De ces moi-personnels, partent des lignes de reliance avec l’univers qui est l’auteur de la personne et ce sont ces lignes de reliance qui modifient le courant de la ligne universelle que forme, compose notre personnalité, d’un point quelconque de notre vie, qui est ce qui vient de notre passé et ce qui va vers l’avenir, pouvant partir des lignes de reliance. Supposons que c’est ma règle – un bout, la naissance, et l’autre la mort. Ici la convergence des lignes de toutes sortes qui viennent de partout – et là la divergence de la mort des lignes de toutes sortes qui viennent de partout – et entre les deux, quelque chose qui a modulé ces lignes, qui a ajouté quelque chose.
Pour que cette adjonction se fasse, il peut y avoir des faits immédiats, ceux de la vie matérielle – mais pour que cette adjonction soit de grande qualité, pour que nous soyons vivants spirituellement, il faut qu’il y ait des reliances tout autour – comme un champ de forces – et ces reliances donnent aux courants qui passent par le moi–personnel une qualité qu’il n’avait pas auparavant.
Pour que le moi ait une plus grande qualité, puisqu’il va diverger, se disperser et se décomposer et pour que le courant, en formant le point présent, soit capable de recevoir quelque chose qui n’existait pas auparavant, il faut qu’il y ait œuvre créatrice. Cette œuvre créatrice n’est pas seulement constituée des objets qu’on va fabriquer, elle est créatrice par une qualité de pensée apportée par un courant de pensée, par exemple. Si nous avons un courant de pensée médiocre, de mésentente, de tristesse, etc. ,nous prions, nous tentons de nous recueillir pour apporter à ce courant de pensée des qualités qu’il n’avait pas auparavant, et il devient plus beau. C’est un apport spirituel fait à la vie universelle et nous sommes capables de faire cela bien mieux que les tortues, les insectes ou les fourmis. Nous avons donc à agir sur ce plan là et notre action mentale est donc quelque chose de très important. Chacune de nos personnalités est appelée à assurer ces reliances.

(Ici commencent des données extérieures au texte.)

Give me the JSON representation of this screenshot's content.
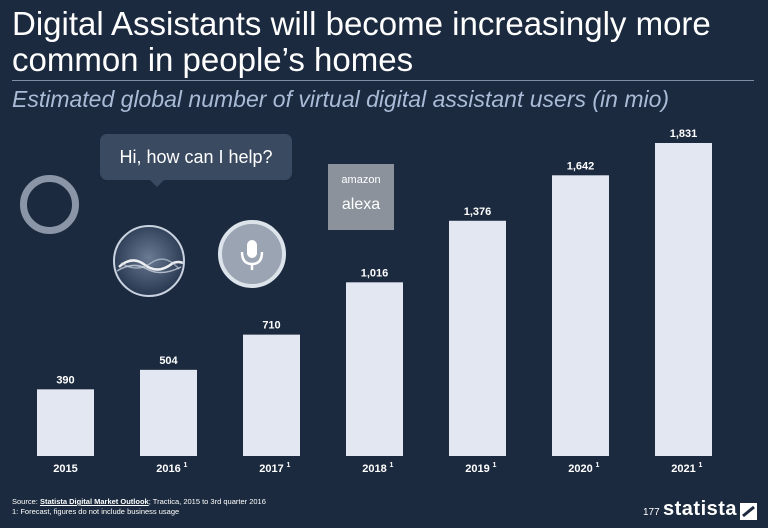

Dans un schéma, qui est, en quelque sorte, une vision aussi parfaite que possible d’un certain nombre de personnalités convenablement reliées, vous retrouvez ces différentes personnalités séparées les unes des autres, avec chacune une action particulière et une reliance. Si je prends l’action à son maximum de qualité, je prendrai ici des personnes toutes parfaites ; leur reliance va aller jusqu’au JE SUIS Universel et revenir à la personnalité. Vous remarquerez que cette reliance crée, en quelque sorte, ce pôle JE SUIS QUI SUIS, et si vous suivez la ligne d’une personnalité, vous remarquez qu’elle va croiser les lignes de toutes les autres personnalités – où qu’elles soient – celles d’abord, qui sont les plus immédiates et ensuite celles-là et ensuite celles-ci, toutes vont être touchées dans les deux sens du courant, montant et descendant. Et toutes participent au même JE SUIS , bien qu’elles soient séparées les unes des autres – ayant chacune leur-moi personnel, elles ont le même JE SUIS, le même sens – et dans la mesure où elles ont le même JE SUIS, le même sens, elles sont toutes reliées les unes aux autres. C’est-à-dire que si on est relié au Père, on est relié à tous, il y a relation avec l’ensemble des êtres humains, et par conséquent, notre action, notre œuvre – si limitées en apparence – à un moment particulier de notre existence, constituent une œuvre qui se situe dans nos vies personnelles, dans la vie personnelle de nos voisins, dans la vie personnelle de l’humanité, dans la vie terrestre et dans la Vie Universelle.
Ce que nous accomplissons au cours d’une méditation matinale, ce n’est pas simplement une espèce d’enrichissement égoïste de nos personnalités.